Jelas sekali rasa khawatir di wajah wanita paruh baya itu.

"Iya, Bu. Maaf, aku nggak sempat bilang ke Ibu kemarin. Soalnya, Danish demamnya tinggi banget, aku cuma ingat minta tolong Mas Fais ,untuk bawa Danish ke rumah sakit, karena Mas Fais punya mobil."

Senja menuntun Bu Maria ke sofa yang terletak di sudut ruangan. Lumayan jarak dengan ranjang Danish. 

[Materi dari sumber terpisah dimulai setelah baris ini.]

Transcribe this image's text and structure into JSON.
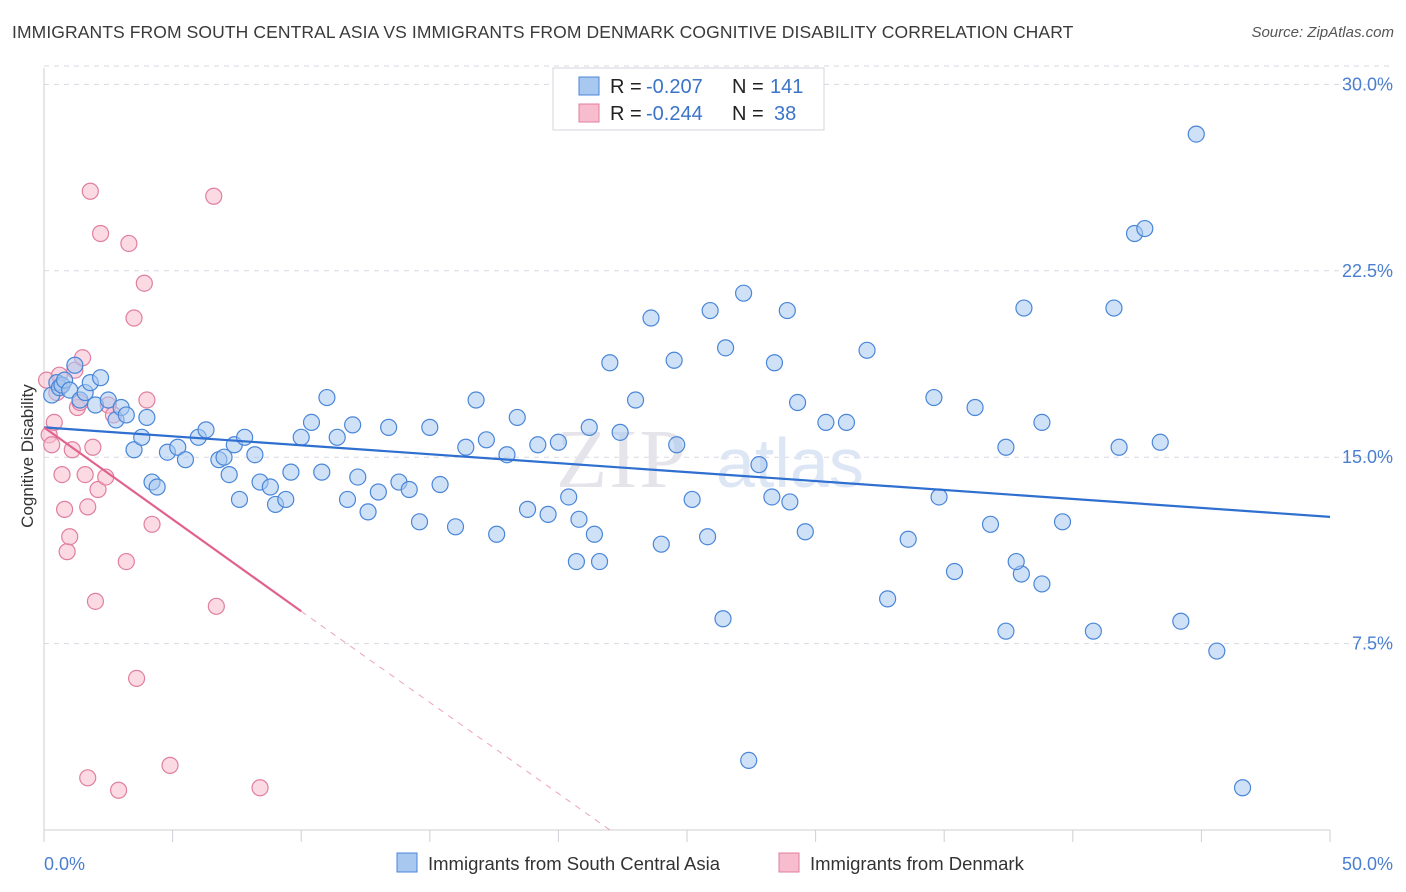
{
  "header": {
    "title": "IMMIGRANTS FROM SOUTH CENTRAL ASIA VS IMMIGRANTS FROM DENMARK COGNITIVE DISABILITY CORRELATION CHART",
    "source": "Source: ZipAtlas.com"
  },
  "watermark": {
    "zip": "ZIP",
    "atlas": "atlas"
  },
  "colors": {
    "blue_fill": "#a8c8f0",
    "blue_stroke": "#4a86d8",
    "blue_line": "#2e6fd0",
    "pink_fill": "#f7bccd",
    "pink_stroke": "#e07f9f",
    "pink_line": "#e0628d",
    "tick_text": "#4a7fd0",
    "grid": "#d8d8e0"
  },
  "legend": {
    "rows": [
      {
        "r_label": "R =",
        "r_value": "-0.207",
        "n_label": "N =",
        "n_value": "141"
      },
      {
        "r_label": "R =",
        "r_value": "-0.244",
        "n_label": "N =",
        "n_value": "38"
      }
    ]
  },
  "bottom_legend": {
    "blue": "Immigrants from South Central Asia",
    "pink": "Immigrants from Denmark"
  },
  "chart_data": {
    "type": "scatter",
    "xlabel": "",
    "ylabel": "Cognitive Disability",
    "xlim": [
      0,
      50
    ],
    "ylim": [
      0,
      30.7
    ],
    "x_tick_labels": [
      {
        "value": 0,
        "label": "0.0%"
      },
      {
        "value": 50,
        "label": "50.0%"
      }
    ],
    "y_tick_labels": [
      {
        "value": 7.5,
        "label": "7.5%"
      },
      {
        "value": 15,
        "label": "15.0%"
      },
      {
        "value": 22.5,
        "label": "22.5%"
      },
      {
        "value": 30,
        "label": "30.0%"
      }
    ],
    "x_minor_ticks": [
      0,
      5,
      10,
      15,
      20,
      25,
      30,
      35,
      40,
      45,
      50
    ],
    "grid": true,
    "series": [
      {
        "name": "Immigrants from South Central Asia",
        "color": "blue",
        "trend": {
          "x": [
            0,
            50
          ],
          "y": [
            16.2,
            12.6
          ]
        },
        "x": [
          0.3,
          0.5,
          0.6,
          0.7,
          0.8,
          1.0,
          1.2,
          1.4,
          1.6,
          1.8,
          2.0,
          2.2,
          2.5,
          2.8,
          3.0,
          3.2,
          3.5,
          3.8,
          4.0,
          4.2,
          4.4,
          4.8,
          5.2,
          5.5,
          6.0,
          6.3,
          6.8,
          7.0,
          7.2,
          7.4,
          7.6,
          7.8,
          8.2,
          8.4,
          8.8,
          9.0,
          9.4,
          9.6,
          10.0,
          10.4,
          10.8,
          11.0,
          11.4,
          11.8,
          12.0,
          12.2,
          12.6,
          13.0,
          13.4,
          13.8,
          14.2,
          14.6,
          15.0,
          15.4,
          16.0,
          16.4,
          16.8,
          17.2,
          17.6,
          18.0,
          18.4,
          18.8,
          19.2,
          19.6,
          20.0,
          20.4,
          20.8,
          21.2,
          21.6,
          22.0,
          22.4,
          23.0,
          23.6,
          24.0,
          24.6,
          25.2,
          25.8,
          26.4,
          27.2,
          27.8,
          28.4,
          29.0,
          29.6,
          30.4,
          31.2,
          32.0,
          32.8,
          33.6,
          34.6,
          35.4,
          36.2,
          37.4,
          38.0,
          38.8,
          39.6,
          40.8,
          41.6,
          42.4,
          43.4,
          44.2,
          45.6,
          46.6
        ],
        "y": [
          17.5,
          18.0,
          17.8,
          17.9,
          18.1,
          17.7,
          18.7,
          17.3,
          17.6,
          18.0,
          17.1,
          18.2,
          17.3,
          16.5,
          17.0,
          16.7,
          15.3,
          15.8,
          16.6,
          14.0,
          13.8,
          15.2,
          15.4,
          14.9,
          15.8,
          16.1,
          14.9,
          15.0,
          14.3,
          15.5,
          13.3,
          15.8,
          15.1,
          14.0,
          13.8,
          13.1,
          13.3,
          14.4,
          15.8,
          16.4,
          14.4,
          17.4,
          15.8,
          13.3,
          16.3,
          14.2,
          12.8,
          13.6,
          16.2,
          14.0,
          13.7,
          12.4,
          16.2,
          13.9,
          12.2,
          15.4,
          17.3,
          15.7,
          11.9,
          15.1,
          16.6,
          12.9,
          15.5,
          12.7,
          15.6,
          13.4,
          12.5,
          16.2,
          10.8,
          18.8,
          16.0,
          17.3,
          20.6,
          11.5,
          15.5,
          13.3,
          11.8,
          8.5,
          21.6,
          14.7,
          18.8,
          13.2,
          12.0,
          16.4,
          16.4,
          19.3,
          9.3,
          11.7,
          17.4,
          10.4,
          17.0,
          15.4,
          10.3,
          9.9,
          12.4,
          8.0,
          21.0,
          24.0,
          15.6,
          8.4,
          7.2,
          1.7
        ],
        "y_extra_note": "additional points listed in extra",
        "extra_x": [
          24.5,
          25.9,
          26.5,
          28.3,
          28.9,
          29.3,
          34.8,
          36.8,
          37.4,
          37.8,
          38.1,
          38.8,
          41.8,
          42.8,
          44.8,
          20.7,
          21.4,
          27.4
        ],
        "extra_y": [
          18.9,
          20.9,
          19.4,
          13.4,
          20.9,
          17.2,
          13.4,
          12.3,
          8.0,
          10.8,
          21.0,
          16.4,
          15.4,
          24.2,
          28.0,
          10.8,
          11.9,
          2.8
        ]
      },
      {
        "name": "Immigrants from Denmark",
        "color": "pink",
        "trend": {
          "x": [
            0,
            10
          ],
          "y": [
            16.2,
            8.8
          ],
          "dashed_to": {
            "x": 22,
            "y": 0
          }
        },
        "x": [
          0.1,
          0.2,
          0.3,
          0.4,
          0.5,
          0.6,
          0.7,
          0.8,
          0.9,
          1.0,
          1.1,
          1.2,
          1.3,
          1.4,
          1.5,
          1.6,
          1.7,
          1.8,
          2.0,
          2.1,
          2.2,
          2.4,
          2.5,
          2.7,
          2.9,
          3.2,
          3.3,
          3.5,
          3.6,
          3.9,
          4.0,
          4.2,
          4.9,
          6.6,
          6.7,
          8.4,
          1.7,
          1.9
        ],
        "y": [
          18.1,
          15.9,
          15.5,
          16.4,
          17.6,
          18.3,
          14.3,
          12.9,
          11.2,
          11.8,
          15.3,
          18.5,
          17.0,
          17.2,
          19.0,
          14.3,
          13.0,
          25.7,
          9.2,
          13.7,
          24.0,
          14.2,
          17.1,
          16.7,
          1.6,
          10.8,
          23.6,
          20.6,
          6.1,
          22.0,
          17.3,
          12.3,
          2.6,
          25.5,
          9.0,
          1.7,
          2.1,
          15.4
        ]
      }
    ]
  }
}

"Ya Tuhan. Tapi, sekarang Danish udah sembuh, kan,? Gibrannya nggak pulang, lagi?" tanya Bu Maria dengan pandangan beralih ke arah bocah kecil yang tampak sedang asik berbicara dengan Fais. 

Hati siapapun akan menghangat, melihat interaksi keduanya. Tak terkecuali Bu Maria, tetangga depan rumah Senja. Wanita paruh baya itu tahu dengan baik, serumit apa rumah tangga yang Senja bina bersama Gibran. 

"Nggak, Bu. Kalaupun Mas Gibran ada, aku nggak yakin dia bakal mau bawa Danish ke rumah sakit," jawab Senja datar. Tanpa menunjukkan ekspresi apa-apa. Seperti tak lagi berharap, seperti sudah menyerah dengan rasa.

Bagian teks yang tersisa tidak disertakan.